柳乂变了许多,但有一点是自始至终都未曾改变的。

    他从不像郑遥知那般,会摆出高高在上的姿态。

    柳乂是生在就站在高处的人,那些东西对他而言是与生俱来的,他不会理解旁人的卑微与无奈,只会觉得碍眼。

    三年前他们闹得不欢而散,最大的原因不是她家道中落、远走京兆,而是因为柳乂始终不能理解她的痛苦和难处。

    陆卿婵自小受到的教育就是付出、回报和隐忍,毕竟她一个女子,能做的也只有这些。

    陆玉不断地向她灌输,她存在的意义就是为了做那架联系两个家族的桥梁。

    在得知赵崇心有所属,娶她不过是为了掩盖丑事时,陆卿婵哭着回了娘家。

    父亲拦住她,威逼利诱,不允她讲予旁人。

    那个在抄家时也没折过腰的男人,半跪在她的面前,握住她的手求她,求她为母亲的正妻之位想想,求她为弟弟的前途想想。

    陆卿婵妥协了。

    那时她才十六岁,整个家的压力都落在了她的肩上。

    父母养育她十余年,现今家里有难,她怎么能置身事外?怎么能因一己私欲就撒手不管?

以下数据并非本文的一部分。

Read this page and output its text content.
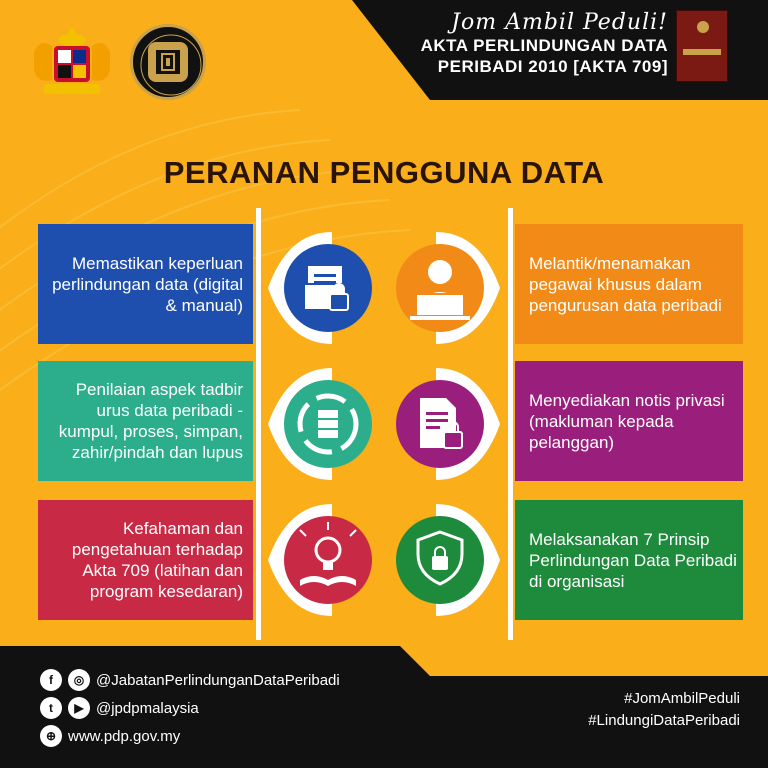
Jom Ambil Peduli!
AKTA PERLINDUNGAN DATA
PERIBADI 2010 [AKTA 709]
PERANAN PENGGUNA DATA
Memastikan keperluan perlindungan data (digital & manual)
Penilaian aspek tadbir urus data peribadi - kumpul, proses, simpan, zahir/pindah dan lupus
Kefahaman dan pengetahuan terhadap Akta 709 (latihan dan program kesedaran)
Melantik/menamakan pegawai khusus dalam pengurusan data peribadi
Menyediakan notis privasi (makluman kepada pelanggan)
Melaksanakan 7 Prinsip Perlindungan Data Peribadi di organisasi
f	◎ @JabatanPerlindunganDataPeribadi
t	▶ @jpdpmalaysia
⊕ www.pdp.gov.my
#JomAmbilPeduli
#LindungiDataPeribadi
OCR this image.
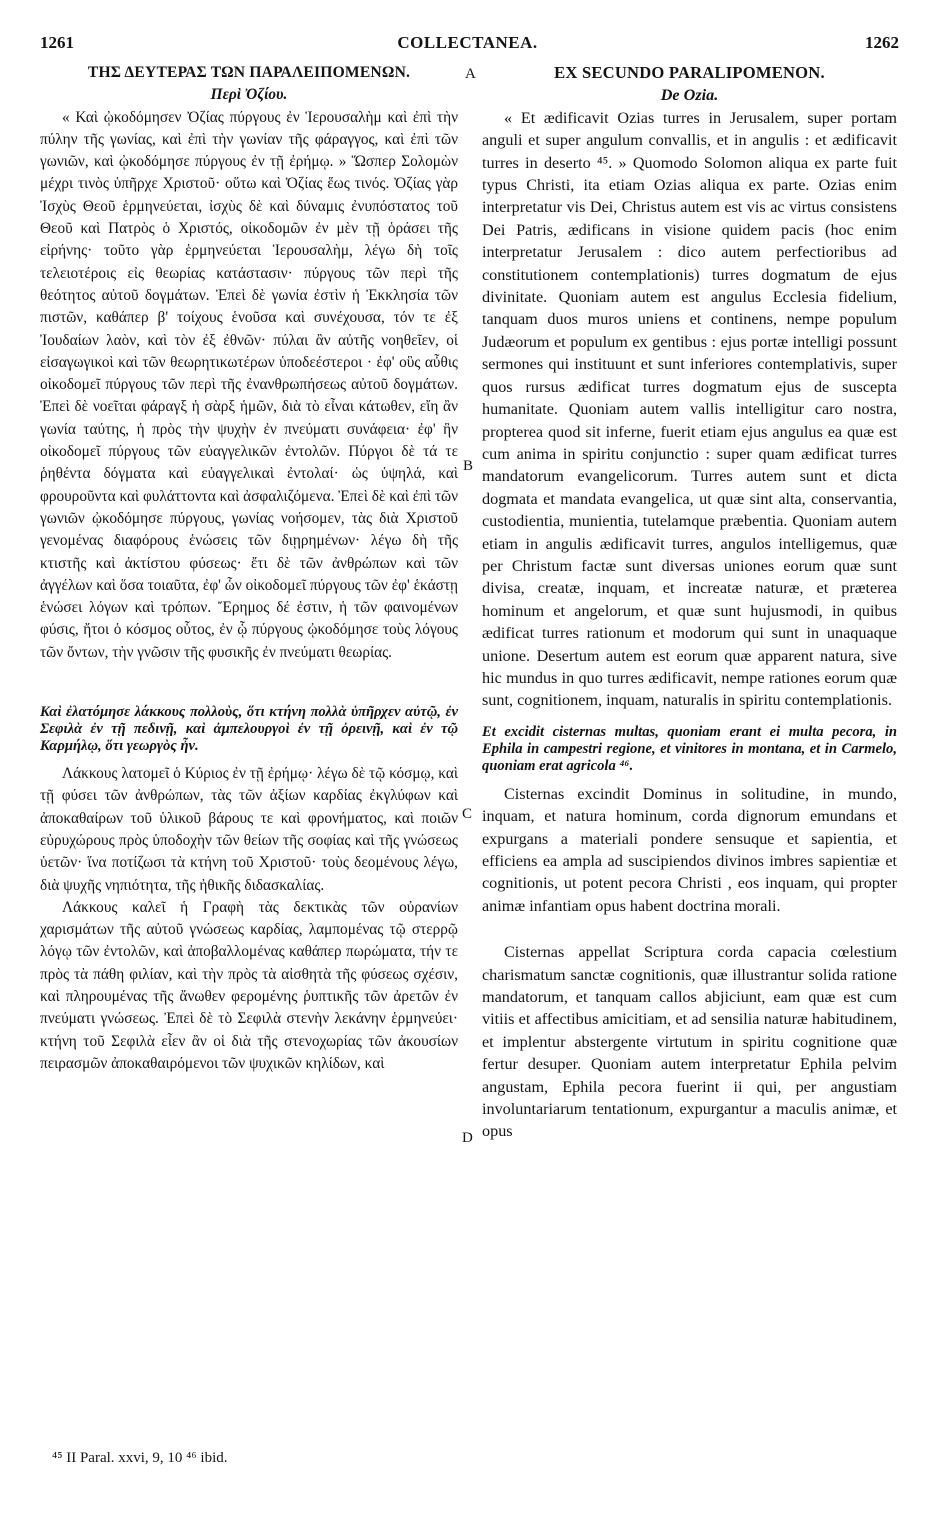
1261	COLLECTANEA.	1262

ΤΗΣ ΔΕΥΤΕΡΑΣ ΤΩΝ ΠΑΡΑΛΕΙΠΟΜΕΝΩΝ.

Περὶ Ὀζίου.

« Καὶ ᾠκοδόμησεν Ὀζίας πύργους ἐν Ἱερουσαλὴμ καὶ ἐπὶ τὴν πύλην τῆς γωνίας, καὶ ἐπὶ τὴν γωνίαν τῆς φάραγγος, καὶ ἐπὶ τῶν γωνιῶν, καὶ ᾠκοδόμησε πύργους ἐν τῇ ἐρήμῳ. » Ὥσπερ Σολομὼν μέχρι τινὸς ὑπῆρχε Χριστοῦ· οὕτω καὶ Ὀζίας ἕως τινός. Ὀζίας γὰρ Ἰσχὺς Θεοῦ ἑρμηνεύεται, ἰσχὺς δὲ καὶ δύναμις ἐνυπόστατος τοῦ Θεοῦ καὶ Πατρὸς ὁ Χριστός, οἰκοδομῶν ἐν μὲν τῇ ὁράσει τῆς εἰρήνης· τοῦτο γὰρ ἑρμηνεύεται Ἱερουσαλὴμ, λέγω δὴ τοῖς τελειοτέροις εἰς θεωρίας κατάστασιν· πύργους τῶν περὶ τῆς θεότητος αὐτοῦ δογμάτων. Ἐπεὶ δὲ γωνία ἐστὶν ἡ Ἐκκλησία τῶν πιστῶν, καθάπερ β' τοίχους ἑνοῦσα καὶ συνέχουσα, τόν τε ἐξ Ἰουδαίων λαὸν, καὶ τὸν ἐξ ἐθνῶν· πύλαι ἂν αὐτῆς νοηθεῖεν, οἱ εἰσαγωγικοὶ καὶ τῶν θεωρητικωτέρων ὑποδεέστεροι · ἐφ' οὓς αὖθις οἰκοδομεῖ πύργους τῶν περὶ τῆς ἐνανθρωπήσεως αὐτοῦ δογμάτων. Ἐπεὶ δὲ νοεῖται φάραγξ ἡ σὰρξ ἡμῶν, διὰ τὸ εἶναι κάτωθεν, εἴη ἂν γωνία ταύτης, ἡ πρὸς τὴν ψυχὴν ἐν πνεύματι συνάφεια· ἐφ' ἣν οἰκοδομεῖ πύργους τῶν εὐαγγελικῶν ἐντολῶν. Πύργοι δὲ τά τε ῥηθέντα δόγματα καὶ εὐαγγελικαὶ ἐντολαί· ὡς ὑψηλά, καὶ φρουροῦντα καὶ φυλάττοντα καὶ ἀσφαλιζόμενα. Ἐπεὶ δὲ καὶ ἐπὶ τῶν γωνιῶν ᾠκοδόμησε πύργους, γωνίας νοήσομεν, τὰς διὰ Χριστοῦ γενομένας διαφόρους ἑνώσεις τῶν διῃρημένων· λέγω δὴ τῆς κτιστῆς καὶ ἀκτίστου φύσεως· ἔτι δὲ τῶν ἀνθρώπων καὶ τῶν ἀγγέλων καὶ ὅσα τοιαῦτα, ἐφ' ὧν οἰκοδομεῖ πύργους τῶν ἐφ' ἑκάστῃ ἑνώσει λόγων καὶ τρόπων. Ἔρημος δέ ἐστιν, ἡ τῶν φαινομένων φύσις, ἤτοι ὁ κόσμος οὗτος, ἐν ᾧ πύργους ᾠκοδόμησε τοὺς λόγους τῶν ὄντων, τὴν γνῶσιν τῆς φυσικῆς ἐν πνεύματι θεωρίας.

Καὶ ἐλατόμησε λάκκους πολλοὺς, ὅτι κτήνη πολλὰ ὑπῆρχεν αὐτῷ, ἐν Σεφιλὰ ἐν τῇ πεδινῇ, καὶ ἀμπελουργοὶ ἐν τῇ ὀρεινῇ, καὶ ἐν τῷ Καρμήλῳ, ὅτι γεωργὸς ἦν.

Λάκκους λατομεῖ ὁ Κύριος ἐν τῇ ἐρήμῳ· λέγω δὲ τῷ κόσμῳ, καὶ τῇ φύσει τῶν ἀνθρώπων, τὰς τῶν ἀξίων καρδίας ἐκγλύφων καὶ ἀποκαθαίρων τοῦ ὑλικοῦ βάρους τε καὶ φρονήματος, καὶ ποιῶν εὐρυχώρους πρὸς ὑποδοχὴν τῶν θείων τῆς σοφίας καὶ τῆς γνώσεως ὑετῶν· ἵνα ποτίζωσι τὰ κτήνη τοῦ Χριστοῦ· τοὺς δεομένους λέγω, διὰ ψυχῆς νηπιότητα, τῆς ἠθικῆς διδασκαλίας.

Λάκκους καλεῖ ἡ Γραφὴ τὰς δεκτικὰς τῶν οὐρανίων χαρισμάτων τῆς αὐτοῦ γνώσεως καρδίας, λαμπομένας τῷ στερρῷ λόγῳ τῶν ἐντολῶν, καὶ ἀποβαλλομένας καθάπερ πωρώματα, τήν τε πρὸς τὰ πάθη φιλίαν, καὶ τὴν πρὸς τὰ αἰσθητὰ τῆς φύσεως σχέσιν, καὶ πληρουμένας τῆς ἄνωθεν φερομένης ῥυπτικῆς τῶν ἀρετῶν ἐν πνεύματι γνώσεως. Ἐπεὶ δὲ τὸ Σεφιλὰ στενὴν λεκάνην ἑρμηνεύει· κτήνη τοῦ Σεφιλὰ εἶεν ἂν οἱ διὰ τῆς στενοχωρίας τῶν ἀκουσίων πειρασμῶν ἀποκαθαιρόμενοι τῶν ψυχικῶν κηλίδων, καὶ

EX SECUNDO PARALIPOMENON.

De Ozia.

« Et ædificavit Ozias turres in Jerusalem, super portam anguli et super angulum convallis, et in angulis : et ædificavit turres in deserto ⁴⁵. » Quomodo Solomon aliqua ex parte fuit typus Christi, ita etiam Ozias aliqua ex parte. Ozias enim interpretatur vis Dei, Christus autem est vis ac virtus consistens Dei Patris, ædificans in visione quidem pacis (hoc enim interpretatur Jerusalem : dico autem perfectioribus ad constitutionem contemplationis) turres dogmatum de ejus divinitate. Quoniam autem est angulus Ecclesia fidelium, tanquam duos muros uniens et continens, nempe populum Judæorum et populum ex gentibus : ejus portæ intelligi possunt sermones qui instituunt et sunt inferiores contemplativis, super quos rursus ædificat turres dogmatum ejus de suscepta humanitate. Quoniam autem vallis intelligitur caro nostra, propterea quod sit inferne, fuerit etiam ejus angulus ea quæ est cum anima in spiritu conjunctio : super quam ædificat turres mandatorum evangelicorum. Turres autem sunt et dicta dogmata et mandata evangelica, ut quæ sint alta, conservantia, custodientia, munientia, tutelamque præbentia. Quoniam autem etiam in angulis ædificavit turres, angulos intelligemus, quæ per Christum factæ sunt diversas uniones eorum quæ sunt divisa, creatæ, inquam, et increatæ naturæ, et præterea hominum et angelorum, et quæ sunt hujusmodi, in quibus ædificat turres rationum et modorum qui sunt in unaquaque unione. Desertum autem est eorum quæ apparent natura, sive hic mundus in quo turres ædificavit, nempe rationes eorum quæ sunt, cognitionem, inquam, naturalis in spiritu contemplationis.

Et excidit cisternas multas, quoniam erant ei multa pecora, in Ephila in campestri regione, et vinitores in montana, et in Carmelo, quoniam erat agricola ⁴⁶.

Cisternas excindit Dominus in solitudine, in mundo, inquam, et natura hominum, corda dignorum emundans et expurgans a materiali pondere sensuque et sapientia, et efficiens ea ampla ad suscipiendos divinos imbres sapientiæ et cognitionis, ut potent pecora Christi , eos inquam, qui propter animæ infantiam opus habent doctrina morali.

Cisternas appellat Scriptura corda capacia cœlestium charismatum sanctæ cognitionis, quæ illustrantur solida ratione mandatorum, et tanquam callos abjiciunt, eam quæ est cum vitiis et affectibus amicitiam, et ad sensilia naturæ habitudinem, et implentur abstergente virtutum in spiritu cognitione quæ fertur desuper. Quoniam autem interpretatur Ephila pelvim angustam, Ephila pecora fuerint ii qui, per angustiam involuntariarum tentationum, expurgantur a maculis animæ, et opus

A
B
C
D
⁴⁵ II Paral. xxvi, 9, 10 ⁴⁶ ibid.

    再者即便是和离,谁能保证父亲不会将她嫁给下一个赵崇?

    长公主就不会这般想,没人敢向她灌输和亲下嫁是为皇室、社稷做贡献的观念,长公主自小便知太后机关算尽,就是为了让她有朝一日能够登上帝位。

    所以她从来都是恣意的。

    柳乂也不会这么想,他自幼就是被当作家主、下任河东节度使养大的。

    所以即便他们读的是同一本典籍,习的是同一张字帖,身处的也永远是两个截然不同的世界。

    “想不出来吗?”柳乂的声音突然放得柔和。

    他解下外衣,轻轻地披在她的身上。

    “没关系,慢慢想,阿婵。”他低声说道,“跟我回河东吧,你会有的是时间去想。”

    陆卿婵瞳孔紧缩,只觉得披在身上的外衣如有千钧,让她挣脱不开。

    “你不想回去看看吗?”柳乂搂抱着她,“永祚寺翻修完了,琉璃瓦在夜间时闪着光,跟你走时预想的一样,很漂亮。”

    “东郊的莲池,我叫人重修了。”他淡然地说着,“现今很开阔,再也不会迷途。”

    柳乂边说着,边又吻了吻她的额头:“兄长也常常念起你,听你喜欢千瓣莲,他在府里养了许多,浅粉色的最漂亮,你若是不想养了,拿来簪花也是可以的。”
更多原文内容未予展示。